Law protecting women ‘weak’


WOMEN needs tougher laws to protect them from sorcery-related accusation and killing, an official says.
Papua New Guinea Tribal Foundation director Ruth Kissam says women in the Highlands accused of practising sorcery are at risk of being tortured and killed by members of their community and for 30 years police have not been able to do anything about it.
She said that even a child under the age of six years can be killed with the mother should the mother be accused of sorcery because of the belief that the child can inherit the mother’s sorcery powers.
“Community endorses the killing,” Kissam said.
“Even the husband, uncles, aunties and children agree to kill the mother and wife.” Kissam said most victims were barren, widowed, not married, liabilities at home, disabled or not actively involved with the communities.
She said women accused of sorcery were mostly aged 35 years and older.
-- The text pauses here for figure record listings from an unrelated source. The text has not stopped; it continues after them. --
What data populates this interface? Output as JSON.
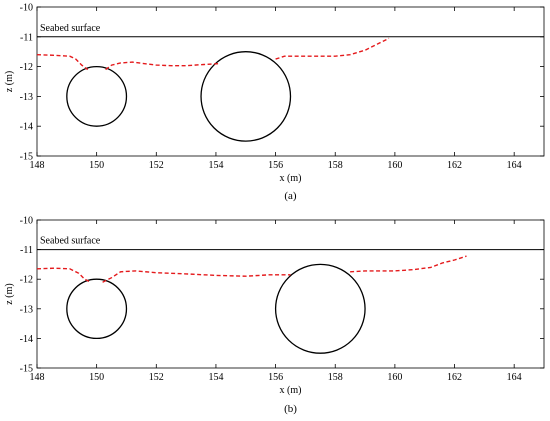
{
  "chart_data": [
    {
      "type": "line",
      "panel": "a",
      "caption": "(a)",
      "xlabel": "x (m)",
      "ylabel": "z (m)",
      "xlim": [
        148,
        165
      ],
      "ylim": [
        -15,
        -10
      ],
      "xticks": [
        148,
        150,
        152,
        154,
        156,
        158,
        160,
        162,
        164
      ],
      "yticks": [
        -10,
        -11,
        -12,
        -13,
        -14,
        -15
      ],
      "grid": false,
      "seabed": {
        "label": "Seabed surface",
        "z": -11
      },
      "circles": [
        {
          "cx": 150,
          "cz": -13,
          "r": 1
        },
        {
          "cx": 155,
          "cz": -13,
          "r": 1.5
        }
      ],
      "series": [
        {
          "color": "#e41a1c",
          "style": "dashed",
          "segments": [
            [
              [
                148,
                -11.6
              ],
              [
                148.6,
                -11.62
              ],
              [
                149.1,
                -11.65
              ],
              [
                149.3,
                -11.75
              ],
              [
                149.5,
                -11.95
              ],
              [
                149.7,
                -12.1
              ]
            ],
            [
              [
                150.3,
                -12.1
              ],
              [
                150.5,
                -11.95
              ],
              [
                150.8,
                -11.88
              ],
              [
                151.2,
                -11.85
              ],
              [
                152,
                -11.95
              ],
              [
                152.5,
                -11.97
              ],
              [
                153,
                -11.97
              ],
              [
                153.6,
                -11.93
              ],
              [
                154.1,
                -11.9
              ]
            ],
            [
              [
                156,
                -11.75
              ],
              [
                156.3,
                -11.65
              ],
              [
                157,
                -11.65
              ],
              [
                158,
                -11.65
              ],
              [
                158.5,
                -11.6
              ],
              [
                159,
                -11.45
              ],
              [
                159.5,
                -11.2
              ],
              [
                159.8,
                -11.05
              ]
            ]
          ]
        }
      ]
    },
    {
      "type": "line",
      "panel": "b",
      "caption": "(b)",
      "xlabel": "x (m)",
      "ylabel": "z (m)",
      "xlim": [
        148,
        165
      ],
      "ylim": [
        -15,
        -10
      ],
      "xticks": [
        148,
        150,
        152,
        154,
        156,
        158,
        160,
        162,
        164
      ],
      "yticks": [
        -10,
        -11,
        -12,
        -13,
        -14,
        -15
      ],
      "grid": false,
      "seabed": {
        "label": "Seabed surface",
        "z": -11
      },
      "circles": [
        {
          "cx": 150,
          "cz": -13,
          "r": 1
        },
        {
          "cx": 157.5,
          "cz": -13,
          "r": 1.5
        }
      ],
      "series": [
        {
          "color": "#e41a1c",
          "style": "dashed",
          "segments": [
            [
              [
                148,
                -11.65
              ],
              [
                148.6,
                -11.63
              ],
              [
                149.1,
                -11.65
              ],
              [
                149.4,
                -11.8
              ],
              [
                149.6,
                -12.0
              ],
              [
                149.8,
                -12.1
              ]
            ],
            [
              [
                150.2,
                -12.1
              ],
              [
                150.5,
                -11.95
              ],
              [
                150.8,
                -11.75
              ],
              [
                151.3,
                -11.72
              ],
              [
                152,
                -11.78
              ],
              [
                153,
                -11.82
              ],
              [
                154,
                -11.87
              ],
              [
                155,
                -11.9
              ],
              [
                155.8,
                -11.85
              ],
              [
                156.5,
                -11.85
              ]
            ],
            [
              [
                158.5,
                -11.75
              ],
              [
                159,
                -11.72
              ],
              [
                160,
                -11.72
              ],
              [
                160.6,
                -11.68
              ],
              [
                161.2,
                -11.6
              ],
              [
                161.6,
                -11.45
              ],
              [
                162,
                -11.35
              ],
              [
                162.4,
                -11.22
              ]
            ]
          ]
        }
      ]
    }
  ]
}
Kissam said the law was not effective and unable to protect women from sorcery-related torture and killing.
“There are many innocent lives being taken away because of false claims of sorcery, when people die of sicknesses,” she said.
Kissam said that through its programmes throughout the country, Tribal Foundation has found that sorcery beliefs were increasing in Morobe, Madang and Bougainville, resulting in fighting and killings.
She said they had called on the Government to enforce the law that covers sorcery-related crime and prosecute both the perpetrators and instigators.
Kissam said the fight against sorcery-related killings and torture would be helped by the creation of a national human rights commission, which Prime Minister Peter O’Neill had called for in 2012 and again last year.